Do not trust the settings page — verify. Three checks, in increasing order of rigour:

  1. Playback Info overlay. Play something that forces a transcode, open playback info on the client, and look for Transcoding (hardware) plus the reason. “Video codec not supported” with hardware transcoding is fine; seeing (software) means a checkbox or permission is wrong.
  2. The ffmpeg log. Dashboard → Logs, open the latest FFmpeg.Transcode*.log. You want to see -init_hw_device qsv near the top and an encoder like hevc_qsv or h264_qsv in the command line — if it says libx264, you are in software.
  3. intel_gpu_top. Install intel-gpu-tools and run it during a transcode. The Video engine row should show real utilisation while overall CPU stays low. A hardware transcode that pins all four cores is not a hardware transcode.

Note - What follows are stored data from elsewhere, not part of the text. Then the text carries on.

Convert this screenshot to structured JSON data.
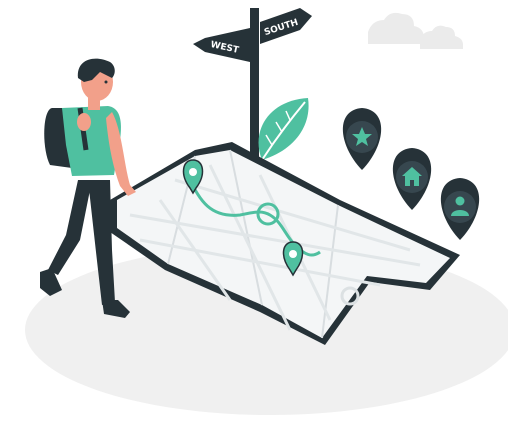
{
  "signpost": {
    "west_label": "WEST",
    "south_label": "SOUTH"
  },
  "colors": {
    "accent": "#4FC0A0",
    "dark": "#263238",
    "ground": "#F0F0F0",
    "map": "#F4F6F7",
    "skin": "#F2A08A"
  },
  "icons": {
    "pins": [
      "star-icon",
      "home-icon",
      "user-icon"
    ]
  }
}
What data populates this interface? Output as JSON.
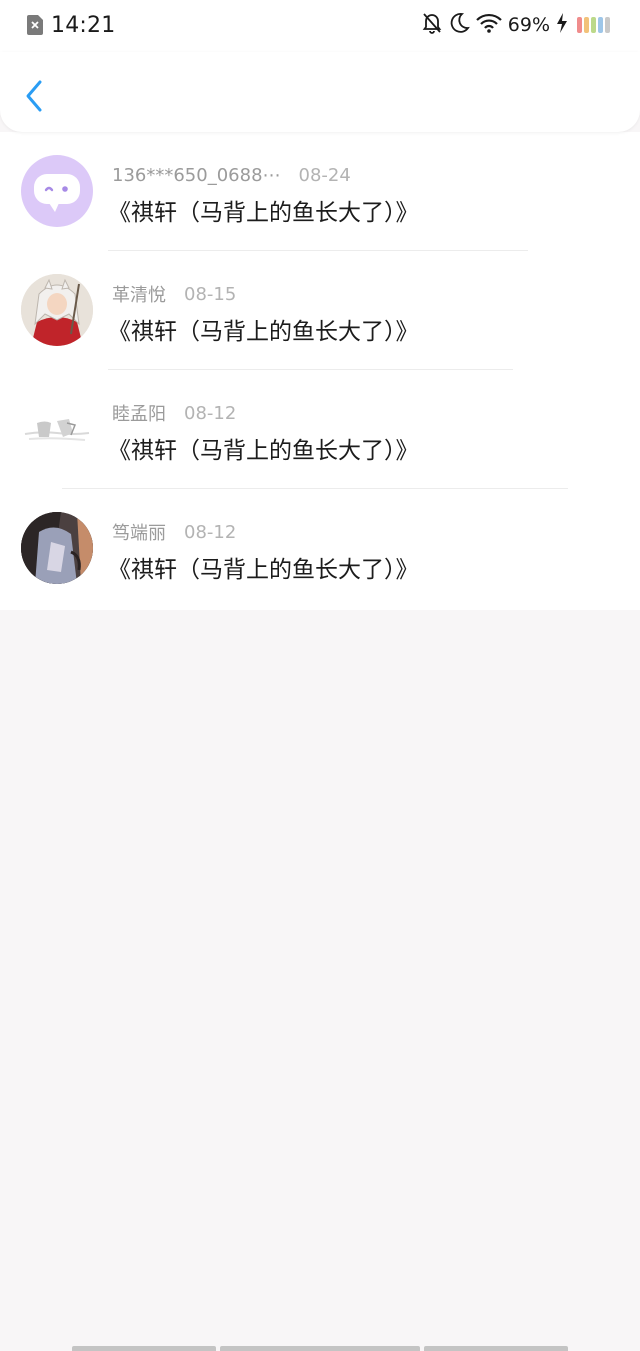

Realistic limits on an N100

With everything above set correctly, my box handles four to five simultaneous 1080p H.264 transcodes without stuttering, and one 4K HEVC-to-1080p tone-mapped transcode comfortably — a second 4K tone-mapped stream works but leaves no headroom, and I would not plan a household around it. Subtitle burn-in is the hidden tax: image-based PGS subtitles force a transcode on their own and the compositing roughly halves the streams the box can sustain. If your viewing is mostly 4K remuxes with PGS subs for multiple users at once, an N100 is the wrong chip — my mini PC buying guide covers what to step up to.

When it still struggles, fix the client instead

Most “my N100 can’t keep up” complaints are actually one client forcing transcodes it does not need. A Fire TV Stick 4K direct plays HEVC 10-bit and even outputs HDR, so a properly set up stick turns your heaviest 4K stream into a near-zero-cost direct play — my Jellyfin Fire TV Stick guide walks through it. I care about this end of the pipeline enough that I maintain my own custom build of the official Android TV client (a personal fork of jellyfin-androidtv v0.19.7) as my daily driver, and fixing client playback profiles has solved more “transcoding problems” for me than any server setting. The other lever is pre-optimising the library: if one show always transcodes for one device, re-encode it once overnight rather than live on every watch.

Common N100 gotchas

Three things bite N100 owners that have nothing to do with the Jellyfin settings page. First, the platform is single-channel memory only, and some cheap variants ship slow soldered RAM — it barely affects transcoding, but it is why benchmarks of the “same” chip vary between vendors. Second, BIOS power limits: vendors set PL1 anywhere from 6 W to 15 W and some boxes throttle hard under sustained tone-mapping load; if a long 4K transcode degrades after ten minutes, check the power limit and cooling before blaming Jellyfin. Third, the low idle figures depend on power management — my 6 W at the wall needed PCIe ASPM enabled in the BIOS plus powertop --auto-tune on boot; without them the same box idles several watts higher, which compounds over a year. Plug your own numbers into the home server power calculator to see what your tariff makes of it.

That is the whole setup: QSV on, every decode box ticked, VPP tone mapping, the iHD driver with HuC firmware underneath, the render group sorted in Docker, and a quick intel_gpu_top to prove it. Set it once, verify it once, and the N100 quietly becomes the best price-to-performance transcoding box you can put under a TV.